We worked side by side, me pouring water and steeping tea, him pouring water and staring at that machine as if his irritation alone would make the thing brew faster. I held my tongue until he’d taken the first sip, until he moaned much like the way he had last night when I’d taken him in my mouth. A favorite memory for sure.

“Feel better now?”

He hummed and sighed. “Someone kept me up too late last night.”

“Oh, really?” I took a step back when he focused those gray eyes on me. “You’re going to blame all that on me? As if you didn’t want to be woken up with my mouth on you.”

He once again shifted into predator mode as he took a single step in my direction. “Oh, I wanted it, all right.” He set his cup down and slipped in front of me. Crowding me against the counter. Pressing his hips into my stomach and proving how much he wanted me. “Still want it. Your tea ready?”

The change in conversation threw me, and I had to think about his words before I could answer. “Yeah. Should be.”

“Good.” He reached for the sugar bowl, the one Miss had always used. The one still filled with cubes instead of granulated sugar. “One or two?”

“Just one.”

He dropped a cube in my mug and handed it to me. “Let’s sit for a few. I need to finish this coffee to get my brain moving.”

Something about his face in that moment, his sweetness at remembering the sugar, it called to me. Weakened my resolve. Weakened my filter.

“I missed you so much.” My whispered declaration caught me by surprise, filling me with a sense of dread. We’d already fought over this—we didn’t need to revisit it. Luckily enough, he didn’t seem to want to either. Instead, he held me tight. Breathing me in as I clutched him to me. As I leaned into his chest, needing to chase the feeling of comfort I received whenever he held me close. Needing to take a moment and appreciate that we were there, together. Again.
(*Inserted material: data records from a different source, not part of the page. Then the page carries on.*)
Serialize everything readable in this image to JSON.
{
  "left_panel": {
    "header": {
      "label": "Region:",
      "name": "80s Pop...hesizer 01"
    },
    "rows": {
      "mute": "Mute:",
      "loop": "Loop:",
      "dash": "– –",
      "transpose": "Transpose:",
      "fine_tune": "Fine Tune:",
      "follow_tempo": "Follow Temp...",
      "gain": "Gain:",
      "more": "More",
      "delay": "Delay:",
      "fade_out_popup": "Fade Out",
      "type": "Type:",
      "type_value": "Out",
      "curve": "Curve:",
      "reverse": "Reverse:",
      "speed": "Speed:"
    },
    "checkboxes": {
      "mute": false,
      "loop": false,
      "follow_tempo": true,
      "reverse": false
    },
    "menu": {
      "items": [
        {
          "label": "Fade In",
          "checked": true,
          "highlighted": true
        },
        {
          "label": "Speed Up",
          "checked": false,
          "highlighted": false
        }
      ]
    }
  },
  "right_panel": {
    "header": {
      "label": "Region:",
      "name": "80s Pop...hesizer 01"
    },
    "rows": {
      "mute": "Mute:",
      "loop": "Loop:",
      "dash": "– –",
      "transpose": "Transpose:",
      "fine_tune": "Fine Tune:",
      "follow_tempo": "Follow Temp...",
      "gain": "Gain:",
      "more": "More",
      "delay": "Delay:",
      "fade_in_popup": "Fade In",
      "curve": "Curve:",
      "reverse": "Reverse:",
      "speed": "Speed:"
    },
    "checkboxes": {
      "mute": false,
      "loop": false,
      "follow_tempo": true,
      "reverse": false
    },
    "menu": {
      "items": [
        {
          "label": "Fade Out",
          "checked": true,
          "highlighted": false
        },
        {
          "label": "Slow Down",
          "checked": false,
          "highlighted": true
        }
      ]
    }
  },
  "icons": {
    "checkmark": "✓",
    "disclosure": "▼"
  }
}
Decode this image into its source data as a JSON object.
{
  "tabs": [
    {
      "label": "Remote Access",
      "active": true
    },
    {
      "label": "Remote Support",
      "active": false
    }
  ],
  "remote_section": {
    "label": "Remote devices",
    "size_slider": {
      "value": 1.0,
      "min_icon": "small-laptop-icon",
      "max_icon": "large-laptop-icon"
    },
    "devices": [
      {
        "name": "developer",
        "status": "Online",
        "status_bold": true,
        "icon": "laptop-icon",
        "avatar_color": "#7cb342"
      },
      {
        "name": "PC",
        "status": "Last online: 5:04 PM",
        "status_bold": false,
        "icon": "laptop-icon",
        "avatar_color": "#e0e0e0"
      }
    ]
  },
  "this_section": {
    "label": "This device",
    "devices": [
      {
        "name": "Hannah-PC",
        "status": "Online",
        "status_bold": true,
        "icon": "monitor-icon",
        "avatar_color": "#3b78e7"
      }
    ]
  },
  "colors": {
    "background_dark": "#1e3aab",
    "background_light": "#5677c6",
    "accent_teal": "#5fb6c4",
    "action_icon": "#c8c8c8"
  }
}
Bishop rubbed my back, curling his body around mine as he whispered, “Missed you too. Every day. I didn’t pine for you, but…”

“It never stopped hurting.”

“No, it didn’t.” He sighed again, pulling me tighter for a few seconds before letting go. “C’mon, Firefly. Let’s sit and enjoy the morning. There’s nothing we can do about the past right now.”

No, there wasn’t. So I followed him to the table, and I simply smiled and took a seat when he yanked two chairs close together so we didn’t have to be separated. I drank my tea as he sipped his coffee, both of us unwilling to stop touching, to be apart, to put space between us. And all the while, I fought to keep my hands from shaking. He’d notice that, and he’d ask about it. He’d want to know what had me ready to cry right there at the table.

And I still couldn’t tell him. Could never tell him.

He’d missed me, and I’d missed him—every day, he’d said. Every day for the fourteen years we’d been apart. That deep ache had never left me for even a day, and I’d hated it. Hated that I’d fucked up so badly. Hated that there would be no coming back from those mistakes. Hated all the years apart and the pain and the lost time together.

Hated that Bishop would never talk to me again once he knew the truth.

And as much as it pained me to think about, as much as it was the last thing I wanted to think about, part of me hated Finn Kennard for his part in destroying us.